Heart rate increases of 2–4 beats per minute have been observed with Trulicity in clinical trials, consistent with the known pharmacology of GLP-1 receptor agonists. While this increase is generally considered clinically insignificant, patients with pre-existing cardiac arrhythmias should be monitored. The PR interval prolongation observed on ECG has not been associated with clinical symptoms in the majority of patients.

Regarding gallbladder-related events, cholelithiasis (gallstones) and cholecystitis (gallbladder inflammation) have been reported at a higher rate with GLP-1 receptor agonists compared with placebo. This may be related to the effects of weight loss and altered gastrointestinal motility. Patients should be informed about the signs and symptoms of gallbladder disease, including right upper abdominal pain, nausea, and fever.

How Should You Store Trulicity?

Proper storage of Trulicity is essential to maintain its safety and efficacy.

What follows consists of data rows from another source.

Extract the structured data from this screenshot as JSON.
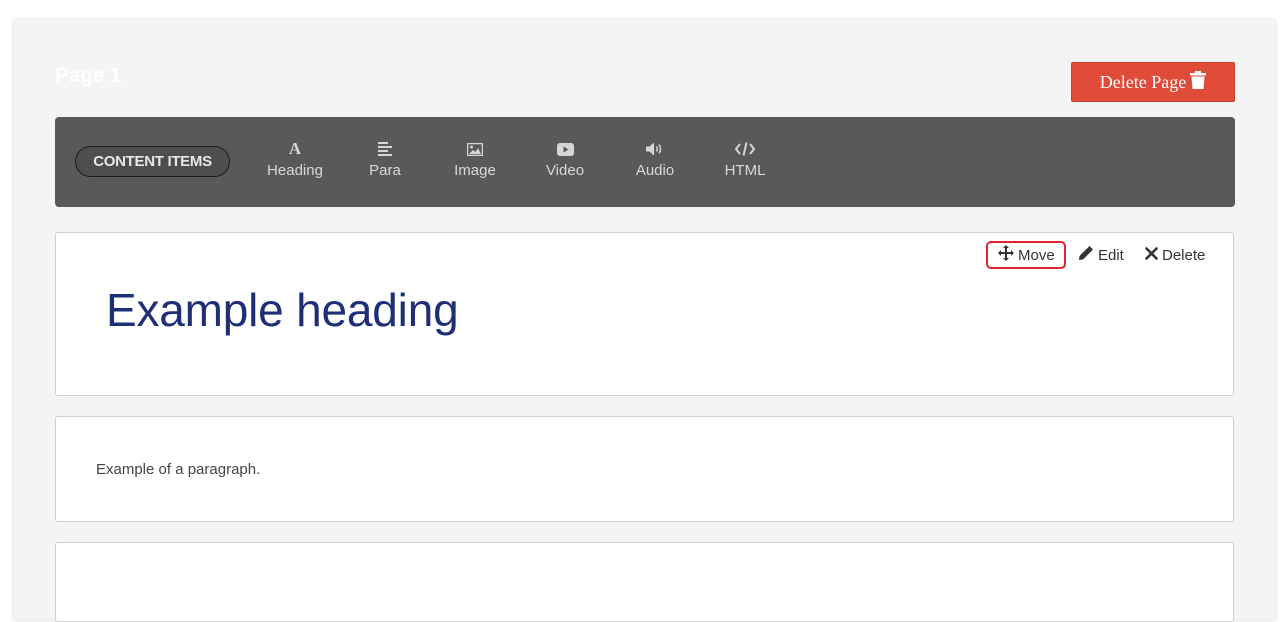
{
  "page": {
    "title": "Page 1",
    "delete_button_label": "Delete Page"
  },
  "toolbar": {
    "content_items_label": "CONTENT ITEMS",
    "tools": [
      {
        "label": "Heading",
        "icon": "heading-icon"
      },
      {
        "label": "Para",
        "icon": "paragraph-icon"
      },
      {
        "label": "Image",
        "icon": "image-icon"
      },
      {
        "label": "Video",
        "icon": "video-icon"
      },
      {
        "label": "Audio",
        "icon": "audio-icon"
      },
      {
        "label": "HTML",
        "icon": "code-icon"
      }
    ]
  },
  "blocks": [
    {
      "type": "heading",
      "text": "Example heading",
      "actions": {
        "move": "Move",
        "edit": "Edit",
        "delete": "Delete"
      }
    },
    {
      "type": "paragraph",
      "text": "Example of a paragraph."
    },
    {
      "type": "empty"
    }
  ],
  "colors": {
    "delete_button": "#e04b3a",
    "toolbar_bg": "#58595b",
    "heading_text": "#1e2f78",
    "highlight_border": "#e0242d"
  }
}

As a biological product containing a protein-based active ingredient, dulaglutide is sensitive to temperature extremes, freezing, and prolonged light exposure, all of which can compromise the structural integrity of the molecule.

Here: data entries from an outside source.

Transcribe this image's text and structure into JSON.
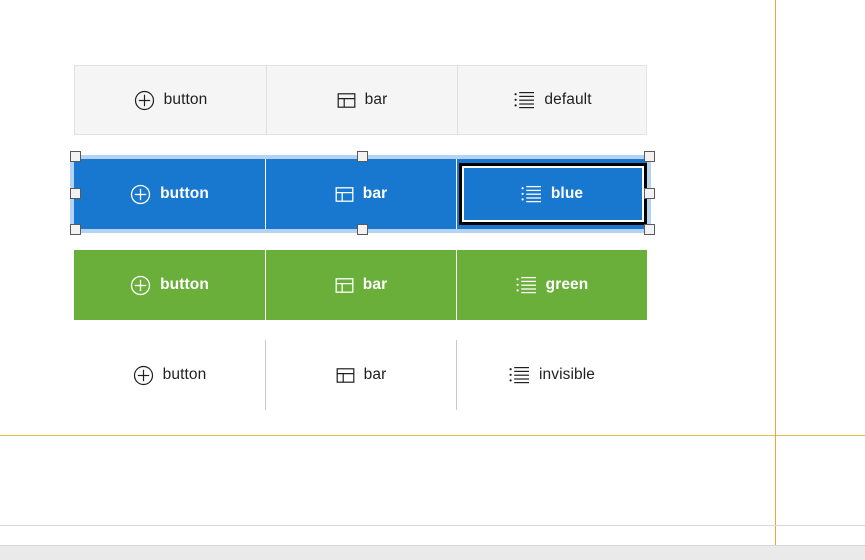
{
  "canvas": {
    "background": "#ffffff",
    "guide_color": "#f0a830",
    "guide_vertical_x": "775",
    "guide_horizontal_y": "435"
  },
  "colors": {
    "default_bg": "#f5f5f5",
    "default_border": "#e2e2e2",
    "default_text": "#1f1f1f",
    "blue": "#1878cf",
    "green": "#6aaf3a",
    "white": "#ffffff",
    "focus_outline": "#000000",
    "selection": "#78afe6",
    "handle_fill": "#f2f2f2",
    "handle_border": "#5a5a5a",
    "divider_invisible": "#c9c9c9"
  },
  "groups": [
    {
      "id": "default",
      "variant_label": "default",
      "segments": [
        {
          "icon": "plus-circle-icon",
          "label": "button"
        },
        {
          "icon": "layout-bar-icon",
          "label": "bar"
        },
        {
          "icon": "list-bullet-icon",
          "label": "default"
        }
      ]
    },
    {
      "id": "blue",
      "variant_label": "blue",
      "selected": "true",
      "focused_segment": "2",
      "segments": [
        {
          "icon": "plus-circle-icon",
          "label": "button"
        },
        {
          "icon": "layout-bar-icon",
          "label": "bar"
        },
        {
          "icon": "list-bullet-icon",
          "label": "blue"
        }
      ]
    },
    {
      "id": "green",
      "variant_label": "green",
      "segments": [
        {
          "icon": "plus-circle-icon",
          "label": "button"
        },
        {
          "icon": "layout-bar-icon",
          "label": "bar"
        },
        {
          "icon": "list-bullet-icon",
          "label": "green"
        }
      ]
    },
    {
      "id": "invisible",
      "variant_label": "invisible",
      "segments": [
        {
          "icon": "plus-circle-icon",
          "label": "button"
        },
        {
          "icon": "layout-bar-icon",
          "label": "bar"
        },
        {
          "icon": "list-bullet-icon",
          "label": "invisible"
        }
      ]
    }
  ],
  "selection_handles": [
    {
      "name": "handle-top-left",
      "x": "70",
      "y": "151"
    },
    {
      "name": "handle-top-center",
      "x": "357",
      "y": "151"
    },
    {
      "name": "handle-top-right",
      "x": "644",
      "y": "151"
    },
    {
      "name": "handle-middle-left",
      "x": "70",
      "y": "188"
    },
    {
      "name": "handle-middle-right",
      "x": "644",
      "y": "188"
    },
    {
      "name": "handle-bottom-left",
      "x": "70",
      "y": "224"
    },
    {
      "name": "handle-bottom-center",
      "x": "357",
      "y": "224"
    },
    {
      "name": "handle-bottom-right",
      "x": "644",
      "y": "224"
    }
  ]
}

• Refrigerated storage (primary): Store Trulicity in the refrigerator at 2–8 °C (36–46 °F). This is the standard storage condition for the pre-filled pens.
• Light protection: Keep the pens in the original carton to protect from light.
• Do not freeze: Freezing damages the protein structure and renders the medication ineffective. If Trulicity has been accidentally frozen, discard it and use a new pen.
• Temporary room temperature storage: Trulicity can be taken out of the refrigerator and stored at a temperature not exceeding 30 °C (86 °F) for a single period of up to 14 days. Once removed from the refrigerator, do not return it to refrigerated storage.
• Visual inspection: Before each use, check that the solution is clear, colorless, and free of particles. Do not use the pen if the solution is cloudy, discolored, or contains visible particles, or if the pen appears damaged.
• Expiration date: Do not use Trulicity after the expiration date printed on the pen label and outer carton after “EXP.” The expiration date refers to the last day of the stated month.
• Keep out of reach of children: Store Trulicity in a safe, secure location.
• Single use only: Each pre-filled pen is for one injection only. Do not attempt to reuse pens.
• Disposal: Do not throw used pens in household waste or recycling. Dispose of them in an approved sharps container. Ask your pharmacist about proper disposal of used containers and medications you no longer need.

When traveling with Trulicity, use an insulated cooling bag to maintain appropriate temperature. Do not place the pen directly against ice or frozen cooling packs, as direct contact with extreme cold may freeze the medication. Carry Trulicity in your hand luggage during flights to avoid temperature extremes in the cargo hold. Airport security x-ray screening will not damage the medication.

What Does Trulicity Contain?

The active substance in Trulicity is dulaglutide, a recombinant fusion protein consisting of two GLP-1 analogue molecules covalently linked to a modified human IgG4 Fc fragment. Each pre-filled pen contains 0.5 mL of solution and is available in the following strengths:

The other ingredients (excipients) are:

• Sodium citrate – buffer to maintain pH stability
• Citric acid – pH adjustment
• Mannitol – tonicity agent (ensures solution is isotonic with body fluids)
• Polysorbat 80 – surfactant to prevent protein aggregation
• Water for injections – solvent

The solution for injection is clear and colorless. Each pre-filled pen is designed for single use only. Pack sizes include 2, 4, or multipacks of 12 (3 packs of 4) pre-filled pens. Not all pack sizes may be available in every country.

Trulicity is manufactured by Eli Lilly Italia S.p.A., Sesto Fiorentino, Florence, Italy, and marketed by Eli Lilly and Company, with the marketing authorization held by Eli Lilly Nederland B.V., Utrecht, Netherlands (for the European market).